7
votes

I am building an application which opens a website in WebBrowser control and then puts some text in fields and then clicks submits on few buttons one after another.

Have a look at code bellow...

var doc = webBrowser1.Document.GetElementById("ddlOnBoro");
doc.SetAttribute("SelectedIndex", "3");
var temp = doc.InvokeMember("change");

doc = doc.Document.GetElementById("iddOnstreet_txTextBox");
doc.SetAttribute("value", "ASTOR PLACE");

var adoc = doc.Document.GetElementById("Button6");
var getCrossStreets = adoc.DomElement as mshtml.HTMLInputButtonElement;
adoc.RaiseEvent("onclick");

First and last 3 lines work good and even middle 2 works fine but when I RaiseEvent("onclick") in the last line of code, the value of textbox gets blank before being submitted even I've set it in 5th line of code.

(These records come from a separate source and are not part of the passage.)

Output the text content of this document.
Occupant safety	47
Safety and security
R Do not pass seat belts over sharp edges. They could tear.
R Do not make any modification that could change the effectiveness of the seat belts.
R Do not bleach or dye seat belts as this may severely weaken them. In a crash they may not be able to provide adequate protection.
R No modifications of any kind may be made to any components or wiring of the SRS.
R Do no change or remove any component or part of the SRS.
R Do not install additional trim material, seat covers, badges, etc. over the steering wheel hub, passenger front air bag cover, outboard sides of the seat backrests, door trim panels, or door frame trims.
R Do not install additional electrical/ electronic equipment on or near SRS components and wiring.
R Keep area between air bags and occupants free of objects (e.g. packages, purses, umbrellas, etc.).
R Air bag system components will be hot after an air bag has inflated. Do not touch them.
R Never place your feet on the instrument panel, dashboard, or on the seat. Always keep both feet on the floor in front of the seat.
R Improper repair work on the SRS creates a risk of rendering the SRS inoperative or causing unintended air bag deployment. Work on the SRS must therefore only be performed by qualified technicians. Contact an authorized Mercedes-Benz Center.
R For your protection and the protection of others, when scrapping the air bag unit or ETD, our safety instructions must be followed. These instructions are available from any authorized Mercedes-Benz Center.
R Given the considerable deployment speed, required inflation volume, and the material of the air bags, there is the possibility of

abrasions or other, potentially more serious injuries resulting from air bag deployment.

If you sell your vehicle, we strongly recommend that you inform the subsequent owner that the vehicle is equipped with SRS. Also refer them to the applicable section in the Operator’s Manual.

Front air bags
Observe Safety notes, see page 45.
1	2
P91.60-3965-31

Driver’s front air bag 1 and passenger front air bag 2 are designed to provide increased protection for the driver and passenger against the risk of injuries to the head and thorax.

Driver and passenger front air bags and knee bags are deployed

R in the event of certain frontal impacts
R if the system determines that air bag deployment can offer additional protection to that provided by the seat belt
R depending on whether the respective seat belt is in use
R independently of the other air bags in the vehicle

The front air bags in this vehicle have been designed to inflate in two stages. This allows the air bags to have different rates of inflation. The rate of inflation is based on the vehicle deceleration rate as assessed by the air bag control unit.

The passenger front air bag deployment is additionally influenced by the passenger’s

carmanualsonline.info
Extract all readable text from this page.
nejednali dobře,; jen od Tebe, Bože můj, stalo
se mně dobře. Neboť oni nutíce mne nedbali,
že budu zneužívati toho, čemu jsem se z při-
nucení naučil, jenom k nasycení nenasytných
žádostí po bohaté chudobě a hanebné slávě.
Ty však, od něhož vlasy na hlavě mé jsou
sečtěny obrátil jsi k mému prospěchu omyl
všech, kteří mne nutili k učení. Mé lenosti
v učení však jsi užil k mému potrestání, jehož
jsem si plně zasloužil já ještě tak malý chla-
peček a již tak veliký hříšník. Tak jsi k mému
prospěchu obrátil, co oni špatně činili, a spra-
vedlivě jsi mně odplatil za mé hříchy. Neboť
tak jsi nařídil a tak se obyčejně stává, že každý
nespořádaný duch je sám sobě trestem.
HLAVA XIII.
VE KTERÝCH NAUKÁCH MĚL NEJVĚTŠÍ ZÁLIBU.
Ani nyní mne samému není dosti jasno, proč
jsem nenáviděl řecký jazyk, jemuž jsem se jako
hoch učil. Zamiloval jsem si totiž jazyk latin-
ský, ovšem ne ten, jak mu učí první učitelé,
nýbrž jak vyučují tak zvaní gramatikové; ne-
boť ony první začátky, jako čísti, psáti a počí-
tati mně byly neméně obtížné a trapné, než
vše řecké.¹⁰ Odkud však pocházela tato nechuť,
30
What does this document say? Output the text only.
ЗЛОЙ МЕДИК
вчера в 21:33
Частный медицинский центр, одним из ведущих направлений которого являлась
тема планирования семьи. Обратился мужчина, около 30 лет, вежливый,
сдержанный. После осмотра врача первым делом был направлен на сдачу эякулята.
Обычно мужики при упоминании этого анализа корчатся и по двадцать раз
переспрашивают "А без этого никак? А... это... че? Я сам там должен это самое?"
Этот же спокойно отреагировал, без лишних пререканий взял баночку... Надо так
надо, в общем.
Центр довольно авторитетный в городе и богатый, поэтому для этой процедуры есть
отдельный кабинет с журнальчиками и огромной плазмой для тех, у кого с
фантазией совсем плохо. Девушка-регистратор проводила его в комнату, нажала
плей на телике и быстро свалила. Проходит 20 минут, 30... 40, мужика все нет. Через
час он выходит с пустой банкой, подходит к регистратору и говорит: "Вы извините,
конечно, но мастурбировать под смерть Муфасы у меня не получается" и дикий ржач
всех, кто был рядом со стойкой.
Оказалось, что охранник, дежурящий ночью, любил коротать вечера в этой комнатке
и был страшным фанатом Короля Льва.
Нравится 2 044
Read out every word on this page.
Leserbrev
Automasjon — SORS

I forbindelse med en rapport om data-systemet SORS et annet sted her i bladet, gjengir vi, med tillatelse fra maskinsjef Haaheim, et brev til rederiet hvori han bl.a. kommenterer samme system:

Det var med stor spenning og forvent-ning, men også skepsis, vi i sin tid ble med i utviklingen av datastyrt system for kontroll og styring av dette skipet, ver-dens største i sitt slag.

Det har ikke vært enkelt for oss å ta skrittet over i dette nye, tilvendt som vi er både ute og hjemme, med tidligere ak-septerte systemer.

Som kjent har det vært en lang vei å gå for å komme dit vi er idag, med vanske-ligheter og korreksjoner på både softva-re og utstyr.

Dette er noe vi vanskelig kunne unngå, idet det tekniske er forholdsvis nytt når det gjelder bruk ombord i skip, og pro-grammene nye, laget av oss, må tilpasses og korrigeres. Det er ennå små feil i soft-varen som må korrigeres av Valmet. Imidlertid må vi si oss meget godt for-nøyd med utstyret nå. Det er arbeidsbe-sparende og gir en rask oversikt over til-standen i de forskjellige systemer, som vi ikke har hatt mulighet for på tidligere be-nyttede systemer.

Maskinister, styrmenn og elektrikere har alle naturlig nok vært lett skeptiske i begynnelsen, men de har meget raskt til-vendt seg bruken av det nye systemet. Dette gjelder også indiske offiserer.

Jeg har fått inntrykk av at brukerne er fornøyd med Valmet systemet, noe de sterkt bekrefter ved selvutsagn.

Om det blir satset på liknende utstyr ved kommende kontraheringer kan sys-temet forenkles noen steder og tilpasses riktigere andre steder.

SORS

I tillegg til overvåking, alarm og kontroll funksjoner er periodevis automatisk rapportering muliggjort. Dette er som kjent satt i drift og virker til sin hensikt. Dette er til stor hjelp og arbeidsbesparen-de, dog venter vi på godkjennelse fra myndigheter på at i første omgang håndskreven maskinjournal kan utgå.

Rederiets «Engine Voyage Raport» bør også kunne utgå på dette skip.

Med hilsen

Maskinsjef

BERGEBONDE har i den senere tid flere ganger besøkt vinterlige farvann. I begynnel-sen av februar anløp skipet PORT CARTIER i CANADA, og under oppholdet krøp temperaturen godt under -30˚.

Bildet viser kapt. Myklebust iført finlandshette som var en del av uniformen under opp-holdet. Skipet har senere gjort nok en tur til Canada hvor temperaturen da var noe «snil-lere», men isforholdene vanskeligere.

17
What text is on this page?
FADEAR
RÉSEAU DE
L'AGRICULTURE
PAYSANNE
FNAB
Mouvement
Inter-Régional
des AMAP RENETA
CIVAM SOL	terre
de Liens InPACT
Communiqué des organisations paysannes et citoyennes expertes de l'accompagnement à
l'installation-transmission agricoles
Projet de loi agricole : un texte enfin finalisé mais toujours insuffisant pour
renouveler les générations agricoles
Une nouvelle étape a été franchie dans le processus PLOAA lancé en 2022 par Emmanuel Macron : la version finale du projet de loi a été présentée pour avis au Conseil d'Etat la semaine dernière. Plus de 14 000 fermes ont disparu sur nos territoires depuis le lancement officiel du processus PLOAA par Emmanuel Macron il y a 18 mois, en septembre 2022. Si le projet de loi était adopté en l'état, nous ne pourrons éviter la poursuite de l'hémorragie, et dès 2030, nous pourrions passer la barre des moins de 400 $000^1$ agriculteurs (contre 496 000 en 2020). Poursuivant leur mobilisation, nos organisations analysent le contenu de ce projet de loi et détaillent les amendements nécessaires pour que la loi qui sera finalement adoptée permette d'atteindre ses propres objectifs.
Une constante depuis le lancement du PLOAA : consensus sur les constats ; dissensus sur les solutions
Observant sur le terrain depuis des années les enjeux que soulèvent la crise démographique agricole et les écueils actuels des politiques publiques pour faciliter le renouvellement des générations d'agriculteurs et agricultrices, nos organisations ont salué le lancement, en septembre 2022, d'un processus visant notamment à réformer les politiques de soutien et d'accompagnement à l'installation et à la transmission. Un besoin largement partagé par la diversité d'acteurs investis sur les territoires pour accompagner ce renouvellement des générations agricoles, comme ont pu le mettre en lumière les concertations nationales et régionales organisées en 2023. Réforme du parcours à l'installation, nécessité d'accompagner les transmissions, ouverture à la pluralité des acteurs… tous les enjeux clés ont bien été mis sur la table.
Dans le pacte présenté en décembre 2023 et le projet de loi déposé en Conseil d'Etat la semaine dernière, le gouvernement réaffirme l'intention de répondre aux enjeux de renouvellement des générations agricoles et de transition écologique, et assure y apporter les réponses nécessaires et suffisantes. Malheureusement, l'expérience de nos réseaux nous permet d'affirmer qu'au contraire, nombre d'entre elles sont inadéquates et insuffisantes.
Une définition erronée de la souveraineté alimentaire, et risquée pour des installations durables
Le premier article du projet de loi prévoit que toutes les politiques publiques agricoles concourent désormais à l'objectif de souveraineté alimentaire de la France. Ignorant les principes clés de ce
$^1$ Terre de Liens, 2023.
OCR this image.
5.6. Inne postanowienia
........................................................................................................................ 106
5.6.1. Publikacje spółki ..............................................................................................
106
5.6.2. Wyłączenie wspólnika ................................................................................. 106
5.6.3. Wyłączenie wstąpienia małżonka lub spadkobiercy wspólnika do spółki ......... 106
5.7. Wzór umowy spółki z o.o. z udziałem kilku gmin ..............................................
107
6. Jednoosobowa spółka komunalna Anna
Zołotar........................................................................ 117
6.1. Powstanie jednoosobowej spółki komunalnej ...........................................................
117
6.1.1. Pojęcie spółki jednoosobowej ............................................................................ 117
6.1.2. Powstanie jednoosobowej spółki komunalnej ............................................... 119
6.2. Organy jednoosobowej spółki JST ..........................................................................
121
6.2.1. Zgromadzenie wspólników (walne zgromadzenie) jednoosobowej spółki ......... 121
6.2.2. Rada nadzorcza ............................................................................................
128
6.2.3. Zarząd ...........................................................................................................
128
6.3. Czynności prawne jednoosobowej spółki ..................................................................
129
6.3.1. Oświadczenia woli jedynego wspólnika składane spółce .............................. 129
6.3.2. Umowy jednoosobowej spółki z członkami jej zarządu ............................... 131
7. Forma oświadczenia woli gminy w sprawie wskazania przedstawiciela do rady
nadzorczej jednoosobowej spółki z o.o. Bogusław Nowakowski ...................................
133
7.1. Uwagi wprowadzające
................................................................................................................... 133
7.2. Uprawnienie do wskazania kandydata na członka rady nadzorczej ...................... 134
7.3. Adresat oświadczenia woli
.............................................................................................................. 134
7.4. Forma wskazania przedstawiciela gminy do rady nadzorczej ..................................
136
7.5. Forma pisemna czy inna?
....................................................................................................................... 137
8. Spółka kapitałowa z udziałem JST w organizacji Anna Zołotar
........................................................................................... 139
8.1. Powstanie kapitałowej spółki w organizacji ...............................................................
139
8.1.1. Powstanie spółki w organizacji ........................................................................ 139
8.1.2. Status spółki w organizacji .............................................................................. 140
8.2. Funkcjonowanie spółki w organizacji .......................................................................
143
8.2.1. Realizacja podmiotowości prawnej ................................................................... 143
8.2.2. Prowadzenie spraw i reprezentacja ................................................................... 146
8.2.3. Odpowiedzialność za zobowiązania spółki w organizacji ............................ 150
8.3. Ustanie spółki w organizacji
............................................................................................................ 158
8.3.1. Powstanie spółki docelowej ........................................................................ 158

The website is built into ASP.NET and I think this is ViewState that is messing up with.

Any ideas?

2
Why do you write such application?Ladislav Mrnka
Have you considered something like Watir? (watir.com)Graham

2 Answers

3
votes

http://watin.org/ is based off Watir and allows for unit testing of web sites. It can also be used for entering form data, scraping data from web sites, etc. It's perfect for use with C#. Please don't use this for nefarious purposes.

If you're on the web site in IE, will the textbox clear out when you click the button? If you try to replicate what your program is trying to do by hand and the same thing does not happen, then you may be missing something. For example, in the first three lines, you call the "change" event (which I think is really "onchange") but you don't do it for the next 2 lines. Just by looking at it, that's the only difference between your code and doing it by hand.

2
votes

Please see the following article.

It provides a small example on how to use the WebBrowser to auto fill in search text into Google. I would start with that and then try entering your own site with different field names.